Phobias have also been tackled with VR by researchers at the University of Louisville in the US. They put patients through virtual fear-inducing situations and then taught them how to manage these, helping them to learn ways to “overcome fears, break patterns of avoidance, and build effective coping skills”.
Other applications being developed include pain management for burns victims by the University of Washington. One study of the techniques used – which was based on distracting patients with VR to allow them to handle the pain – said it worked better than morphine in some cases.
Away from supporting new therapies, other uses of VR are also emerging in the medical field. Applications for training surgeons have been in development for a number of years, creating set-ups that offer a new way of training for those learning their trade.
A review of early applications in 2008 said that for one particular surgical application, laparoscopic surgery, where only small cuts are made into patients and instruments are inserted, VR training can provide “instantaneous, unbiased, reliable and valid assessment of technical skills”. However, it went on to say that VR training should be supplementary to practice on animal models, cadavers and human patient simulators.

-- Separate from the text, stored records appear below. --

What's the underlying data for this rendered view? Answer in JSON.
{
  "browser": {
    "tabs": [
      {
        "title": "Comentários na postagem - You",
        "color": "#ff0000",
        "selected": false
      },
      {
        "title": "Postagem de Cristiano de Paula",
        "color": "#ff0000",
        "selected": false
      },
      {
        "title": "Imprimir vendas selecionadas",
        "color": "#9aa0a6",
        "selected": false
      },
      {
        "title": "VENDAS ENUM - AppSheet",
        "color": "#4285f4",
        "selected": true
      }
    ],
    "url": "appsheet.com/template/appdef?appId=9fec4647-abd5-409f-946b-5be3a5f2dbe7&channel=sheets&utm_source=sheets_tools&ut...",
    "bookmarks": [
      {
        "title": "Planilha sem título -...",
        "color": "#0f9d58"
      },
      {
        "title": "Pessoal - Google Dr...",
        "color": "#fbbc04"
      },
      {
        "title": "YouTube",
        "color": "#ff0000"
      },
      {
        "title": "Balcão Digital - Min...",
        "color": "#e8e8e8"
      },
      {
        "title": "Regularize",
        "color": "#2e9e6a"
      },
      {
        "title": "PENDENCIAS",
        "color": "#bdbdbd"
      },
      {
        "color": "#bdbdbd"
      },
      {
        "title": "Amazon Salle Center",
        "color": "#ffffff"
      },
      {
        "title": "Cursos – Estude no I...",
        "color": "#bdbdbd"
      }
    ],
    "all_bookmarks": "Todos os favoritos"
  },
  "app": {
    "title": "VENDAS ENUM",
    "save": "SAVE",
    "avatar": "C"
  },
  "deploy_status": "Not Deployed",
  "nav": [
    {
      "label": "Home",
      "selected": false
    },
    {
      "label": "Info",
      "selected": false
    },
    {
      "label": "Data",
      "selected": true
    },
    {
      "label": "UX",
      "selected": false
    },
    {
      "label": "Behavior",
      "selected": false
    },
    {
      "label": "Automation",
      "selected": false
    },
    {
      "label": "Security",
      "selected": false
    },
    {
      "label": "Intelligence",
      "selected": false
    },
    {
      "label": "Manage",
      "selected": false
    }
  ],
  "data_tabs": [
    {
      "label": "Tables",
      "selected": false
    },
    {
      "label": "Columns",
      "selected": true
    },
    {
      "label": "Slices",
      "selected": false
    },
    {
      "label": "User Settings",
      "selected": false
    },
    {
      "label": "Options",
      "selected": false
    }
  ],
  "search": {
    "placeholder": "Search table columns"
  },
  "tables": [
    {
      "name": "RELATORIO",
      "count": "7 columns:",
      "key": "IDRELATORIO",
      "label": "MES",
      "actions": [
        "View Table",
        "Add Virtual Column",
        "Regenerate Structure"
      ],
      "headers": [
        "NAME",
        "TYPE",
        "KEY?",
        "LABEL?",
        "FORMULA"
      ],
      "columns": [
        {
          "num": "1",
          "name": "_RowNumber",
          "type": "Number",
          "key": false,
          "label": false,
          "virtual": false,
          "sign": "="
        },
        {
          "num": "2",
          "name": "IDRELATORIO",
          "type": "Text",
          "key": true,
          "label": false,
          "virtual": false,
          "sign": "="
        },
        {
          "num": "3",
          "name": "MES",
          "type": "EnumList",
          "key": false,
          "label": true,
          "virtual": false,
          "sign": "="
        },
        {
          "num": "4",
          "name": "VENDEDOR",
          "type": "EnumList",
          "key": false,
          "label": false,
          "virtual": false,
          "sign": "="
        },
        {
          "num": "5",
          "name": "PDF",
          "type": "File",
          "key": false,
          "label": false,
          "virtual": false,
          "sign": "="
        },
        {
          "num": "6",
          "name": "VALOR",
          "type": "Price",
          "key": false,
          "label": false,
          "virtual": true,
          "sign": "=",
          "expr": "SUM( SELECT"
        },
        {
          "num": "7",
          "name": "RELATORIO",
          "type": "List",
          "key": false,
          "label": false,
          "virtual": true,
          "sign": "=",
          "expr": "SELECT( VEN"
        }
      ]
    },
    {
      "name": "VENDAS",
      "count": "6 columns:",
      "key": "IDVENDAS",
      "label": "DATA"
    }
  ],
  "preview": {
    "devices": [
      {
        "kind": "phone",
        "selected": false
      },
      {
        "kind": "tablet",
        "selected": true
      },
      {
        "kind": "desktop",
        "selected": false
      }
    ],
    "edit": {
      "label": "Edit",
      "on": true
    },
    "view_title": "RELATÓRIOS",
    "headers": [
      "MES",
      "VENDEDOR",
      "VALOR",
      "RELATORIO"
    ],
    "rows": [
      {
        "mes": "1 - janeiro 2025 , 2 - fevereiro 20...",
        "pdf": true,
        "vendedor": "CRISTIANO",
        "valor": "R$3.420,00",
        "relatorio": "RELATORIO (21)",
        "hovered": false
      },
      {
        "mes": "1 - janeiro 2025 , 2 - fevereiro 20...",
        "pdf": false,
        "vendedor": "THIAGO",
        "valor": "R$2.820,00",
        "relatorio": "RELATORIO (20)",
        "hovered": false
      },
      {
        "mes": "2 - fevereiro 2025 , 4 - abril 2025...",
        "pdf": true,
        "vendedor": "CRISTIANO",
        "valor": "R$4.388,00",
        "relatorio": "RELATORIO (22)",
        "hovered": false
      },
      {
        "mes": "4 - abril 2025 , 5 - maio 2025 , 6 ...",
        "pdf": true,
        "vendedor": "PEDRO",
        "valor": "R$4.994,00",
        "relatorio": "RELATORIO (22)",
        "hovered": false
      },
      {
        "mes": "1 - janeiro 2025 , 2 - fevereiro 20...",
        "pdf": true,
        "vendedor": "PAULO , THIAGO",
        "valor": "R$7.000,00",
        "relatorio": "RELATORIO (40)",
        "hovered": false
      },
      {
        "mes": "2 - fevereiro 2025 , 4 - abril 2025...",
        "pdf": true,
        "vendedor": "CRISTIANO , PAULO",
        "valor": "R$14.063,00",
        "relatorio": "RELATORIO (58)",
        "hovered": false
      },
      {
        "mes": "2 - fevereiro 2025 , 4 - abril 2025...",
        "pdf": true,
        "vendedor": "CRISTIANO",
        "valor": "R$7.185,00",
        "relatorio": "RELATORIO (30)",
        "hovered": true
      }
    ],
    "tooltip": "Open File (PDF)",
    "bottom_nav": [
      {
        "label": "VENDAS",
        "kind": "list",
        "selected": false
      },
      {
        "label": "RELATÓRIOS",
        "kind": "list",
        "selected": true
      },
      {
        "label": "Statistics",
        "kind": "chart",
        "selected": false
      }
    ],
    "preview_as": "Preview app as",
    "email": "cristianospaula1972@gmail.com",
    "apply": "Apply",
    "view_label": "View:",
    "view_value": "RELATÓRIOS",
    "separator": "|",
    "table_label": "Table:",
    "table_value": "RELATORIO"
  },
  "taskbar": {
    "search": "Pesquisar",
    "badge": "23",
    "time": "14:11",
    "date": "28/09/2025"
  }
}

VR training systems are also starting to make their way out of research departments and laboratories to be available on commercial markets. Dassault Systèmes, for example, has developed a 3D heart simulator that allows medical professionals to perform virtual tests and see how the heart will react to changes. Robert Schwengel from Brown University said the model could help “to educate my patients, students of medicine, and current medical professionals, as well as lead to improved diagnostic capabilities and the personalisation of medical therapeutics”.
For Wiederhold one of the key advantages of using VR therapies, particularly as VR technologies become widely available, is that it can empower patients by allowing them to pick when they are treated and to be involved in the decision making.
“My patients are coming in, they’re very empowered, they’re very active in the treatment but they’re now coming in with new suggestions,” she says. “I’m able to implement those suggestions; I am able to give them some equipment to take home. For instance, I had one patient driving two hours, each way, to see me. I gave her the Samsung Gear VR with some of my software on it; she then only needed to come in every other week.”
There’s also the potential for VR to allow patients to do more than they are physically capable of doing. Stanford University experimented with using VR to transport housebound residents to places they can’t visit. Using the Senior-User Soothing Immersive Experience developed by the university elderly users were able to visit a beach, parks, and take hikes in national parks.
Meanwhile in the UK, children in hospital will soon be able to visit London Zoo using a VR headset with a live feed being beamed from a robot inside the zoo. In Japan VR manufacturer Fove has created a system allowing disabled children to learn to play a piano just by using the movements of their eyes.
As for the future, Wiederhold believes VR will lead to more independence for patients. “I think that a couple of things are going to occur. I think we’re going to be able to stretch out the timing between sessions even longer for some people,” she says. “I think we might even see some conditions [for which] we do initial intake in clinical history with the patient, and initial skill building sessions, and the rest they do at home and check in with us over Skype or internet session.”